The benches are an example of a promising approach to provide adolescents across Africa with wider access to mental health services. To compensate for shortages of trained specialists, several pilot projects are training non-specialist peers to provide guided interventions for mental health issues like depression and substance use. 

Nyamayaro and other experts working in African countries described the projects in a Think Global event on Feb. 20 at the Duke Global Health Institute. The event was organized and co-sponsored by the Duke Center for Global Mental Health, which was launched this month to advance global mental health research and training. 

Fifteen percent of adolescents across the globe have a mental health disorder, according to a 2021 report from the World Health Organization. But the number of providers with specialized training in mental health falls well short of that demand. In some African countries, there is not even one trained specialist for every million residents, noted Eve Puffer, Ph.D., director of the new center.  

“We have an enormous unmet need and disparities between those that have access to care and those who don’t,” said Puffer, a DGHI associate professor who served as the event moderator. “Closing this treatment gap is an enormous job. One of the essential pieces to this is creative solutions to deliver and sustain programs at scale.” 

Closing this treatment gap is an enormous job. One of the essential pieces to this is creative solutions to deliver and sustain programs at scale.

Eve Puffer, Ph.D. — Director, Duke Center for Global Mental Health

During the discussion, the panelists noted the link between mental health and other health issues, such as the stigma faced by adolescents living with HIV. Dorothy Dow, M.D., an associate professor of pediatric infectious diseases with Duke and DGHI, saw this when she went to Tanzania in 2011 to lead research on the health of adolescents with HIV.   Dow shared the story of one young woman she met who felt her HIV status denied her the chance to marry, have a family and be happy.

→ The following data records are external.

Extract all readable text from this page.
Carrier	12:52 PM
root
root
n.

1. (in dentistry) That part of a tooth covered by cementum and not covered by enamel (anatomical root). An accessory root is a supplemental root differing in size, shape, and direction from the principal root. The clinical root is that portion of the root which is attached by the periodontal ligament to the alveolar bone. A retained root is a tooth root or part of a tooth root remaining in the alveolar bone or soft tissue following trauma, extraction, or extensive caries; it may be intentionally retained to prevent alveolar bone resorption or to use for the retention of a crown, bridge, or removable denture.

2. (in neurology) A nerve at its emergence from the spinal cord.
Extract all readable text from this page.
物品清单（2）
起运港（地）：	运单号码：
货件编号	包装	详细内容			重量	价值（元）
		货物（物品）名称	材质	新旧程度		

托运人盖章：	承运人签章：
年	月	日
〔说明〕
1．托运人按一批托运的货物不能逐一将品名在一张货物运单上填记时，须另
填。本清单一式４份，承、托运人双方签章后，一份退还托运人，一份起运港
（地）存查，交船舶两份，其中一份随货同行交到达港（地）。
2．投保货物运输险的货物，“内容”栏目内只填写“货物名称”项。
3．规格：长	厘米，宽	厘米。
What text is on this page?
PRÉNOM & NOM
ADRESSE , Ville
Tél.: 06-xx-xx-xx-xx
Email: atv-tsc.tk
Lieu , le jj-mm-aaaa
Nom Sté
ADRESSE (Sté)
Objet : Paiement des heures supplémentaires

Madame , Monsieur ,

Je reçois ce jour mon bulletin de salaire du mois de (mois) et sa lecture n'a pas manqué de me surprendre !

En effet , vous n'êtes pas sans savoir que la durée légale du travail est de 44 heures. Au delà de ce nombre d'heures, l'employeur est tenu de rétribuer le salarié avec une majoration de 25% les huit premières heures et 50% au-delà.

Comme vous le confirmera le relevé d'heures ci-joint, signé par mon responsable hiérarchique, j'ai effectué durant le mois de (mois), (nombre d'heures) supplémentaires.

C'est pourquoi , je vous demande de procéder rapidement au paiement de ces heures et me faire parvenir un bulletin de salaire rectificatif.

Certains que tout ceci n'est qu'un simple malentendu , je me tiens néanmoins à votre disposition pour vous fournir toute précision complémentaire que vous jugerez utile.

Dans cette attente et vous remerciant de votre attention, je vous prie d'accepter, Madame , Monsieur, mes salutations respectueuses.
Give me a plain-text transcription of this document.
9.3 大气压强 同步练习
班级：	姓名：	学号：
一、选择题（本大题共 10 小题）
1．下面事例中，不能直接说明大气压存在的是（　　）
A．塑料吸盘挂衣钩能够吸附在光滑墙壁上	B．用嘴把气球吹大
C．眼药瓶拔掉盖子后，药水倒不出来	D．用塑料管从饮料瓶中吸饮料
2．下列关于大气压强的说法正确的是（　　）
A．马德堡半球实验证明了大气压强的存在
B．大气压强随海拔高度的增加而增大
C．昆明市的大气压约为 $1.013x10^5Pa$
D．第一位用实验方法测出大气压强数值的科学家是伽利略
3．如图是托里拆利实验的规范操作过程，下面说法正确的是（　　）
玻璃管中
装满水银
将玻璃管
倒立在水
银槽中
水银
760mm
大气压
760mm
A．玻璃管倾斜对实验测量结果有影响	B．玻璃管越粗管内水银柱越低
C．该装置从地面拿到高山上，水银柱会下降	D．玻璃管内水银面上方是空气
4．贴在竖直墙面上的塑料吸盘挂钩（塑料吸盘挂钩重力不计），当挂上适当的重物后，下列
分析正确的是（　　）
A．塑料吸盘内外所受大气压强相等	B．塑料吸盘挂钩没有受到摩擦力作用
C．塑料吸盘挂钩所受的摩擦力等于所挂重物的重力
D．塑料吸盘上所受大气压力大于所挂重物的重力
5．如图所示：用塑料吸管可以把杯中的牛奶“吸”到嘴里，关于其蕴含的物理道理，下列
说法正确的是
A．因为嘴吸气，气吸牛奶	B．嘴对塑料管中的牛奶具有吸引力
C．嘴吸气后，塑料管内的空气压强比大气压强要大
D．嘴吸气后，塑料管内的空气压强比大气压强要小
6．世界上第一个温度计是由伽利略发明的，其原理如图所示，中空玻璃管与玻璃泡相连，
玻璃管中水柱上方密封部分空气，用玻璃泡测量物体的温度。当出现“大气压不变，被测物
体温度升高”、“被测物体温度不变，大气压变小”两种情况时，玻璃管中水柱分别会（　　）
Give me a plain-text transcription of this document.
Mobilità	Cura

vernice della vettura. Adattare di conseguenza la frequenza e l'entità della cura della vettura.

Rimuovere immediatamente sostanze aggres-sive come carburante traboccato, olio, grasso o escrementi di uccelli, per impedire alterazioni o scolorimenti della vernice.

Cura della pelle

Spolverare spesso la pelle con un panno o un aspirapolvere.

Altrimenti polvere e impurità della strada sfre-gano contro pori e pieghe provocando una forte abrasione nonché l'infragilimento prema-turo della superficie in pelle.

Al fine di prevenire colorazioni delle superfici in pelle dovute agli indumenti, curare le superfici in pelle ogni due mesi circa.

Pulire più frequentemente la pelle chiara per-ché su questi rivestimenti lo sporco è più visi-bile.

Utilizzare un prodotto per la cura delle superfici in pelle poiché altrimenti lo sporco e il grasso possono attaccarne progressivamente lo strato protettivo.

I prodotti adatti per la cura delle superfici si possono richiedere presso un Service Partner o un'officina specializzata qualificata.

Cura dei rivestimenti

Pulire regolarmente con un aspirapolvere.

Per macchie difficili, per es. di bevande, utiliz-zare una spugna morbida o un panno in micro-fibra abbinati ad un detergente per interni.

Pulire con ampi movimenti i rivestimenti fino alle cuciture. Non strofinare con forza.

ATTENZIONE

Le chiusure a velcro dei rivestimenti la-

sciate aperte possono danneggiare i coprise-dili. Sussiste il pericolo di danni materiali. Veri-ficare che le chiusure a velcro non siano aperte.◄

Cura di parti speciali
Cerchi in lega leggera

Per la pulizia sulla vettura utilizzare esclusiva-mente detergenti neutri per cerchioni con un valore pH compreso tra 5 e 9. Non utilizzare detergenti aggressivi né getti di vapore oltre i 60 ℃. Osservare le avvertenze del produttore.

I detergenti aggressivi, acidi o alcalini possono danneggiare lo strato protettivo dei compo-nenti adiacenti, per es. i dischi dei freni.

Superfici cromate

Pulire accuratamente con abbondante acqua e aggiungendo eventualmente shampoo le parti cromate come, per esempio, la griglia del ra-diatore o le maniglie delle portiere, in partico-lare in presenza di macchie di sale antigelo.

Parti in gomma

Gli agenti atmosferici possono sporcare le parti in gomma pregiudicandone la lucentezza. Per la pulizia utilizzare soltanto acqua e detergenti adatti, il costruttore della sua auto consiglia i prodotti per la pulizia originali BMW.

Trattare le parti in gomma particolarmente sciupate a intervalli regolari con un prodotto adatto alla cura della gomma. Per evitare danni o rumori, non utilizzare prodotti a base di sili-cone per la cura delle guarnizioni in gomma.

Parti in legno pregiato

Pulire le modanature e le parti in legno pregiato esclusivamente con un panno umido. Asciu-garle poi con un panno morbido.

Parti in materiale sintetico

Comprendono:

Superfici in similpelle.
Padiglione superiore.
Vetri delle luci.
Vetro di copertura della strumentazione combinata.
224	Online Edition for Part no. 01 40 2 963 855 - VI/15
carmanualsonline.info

Dow said patients felt that “if things aren’t possible, why would you take your medicine? We set out to address this depression and loss of hope. If we can improve mental health, we can improve adherence and [other] outcomes.” 

Dow co-developed Sauti ya Vijna (The Voice of Youth), a program where peer mentors living with HIV lead sessions to improve life and coping skills. Participants learned how to live with their diagnosis and accept it. As a result, they adhered more to antiretroviral treatment. The interest from peer leaders has been so strong, Dow noted, that many want to keep serving even when they age out of the program. 

Florence Jaguga, MBChB, has seen similar interest at Moi Teaching and Referral Hospital in Eldoret, Kenya, where she leads the Alcohol and Drug Abuse Rehabilitation Services Department. Adolescent peer leaders in the program aid young patients in counseling, helping them navigate substance abuse harms and relationship problems. 

“Peers like talking to their peers because they understand them better,” said Jaguga, noting that 44 percent of youth in the country experience mental health problems. “Overtime, we hope to develop a curriculum with detailed training that can make this more structured.”

Near the end of the discussion, Puffer asked the panel to identify the top priorities in adolescent mental health, noting the high rates of suicide among adolescents. Dow suggested partnering with schools as a way to find more students who need care. Jaguga said healthcare systems need to provide resources specifically for teenagers because “their needs are unique.”

All agreed that promising peer-led programs need more resources and cooperation from all levels of government to grow in scale and impact.  

“For scale up, you have to work with people,” Jaguga said. “It’s a slow process, but it’s needed. You have to bring everyone to the table. I found overtime, you can’t work as an island. You have to think about collaboration from the beginning.”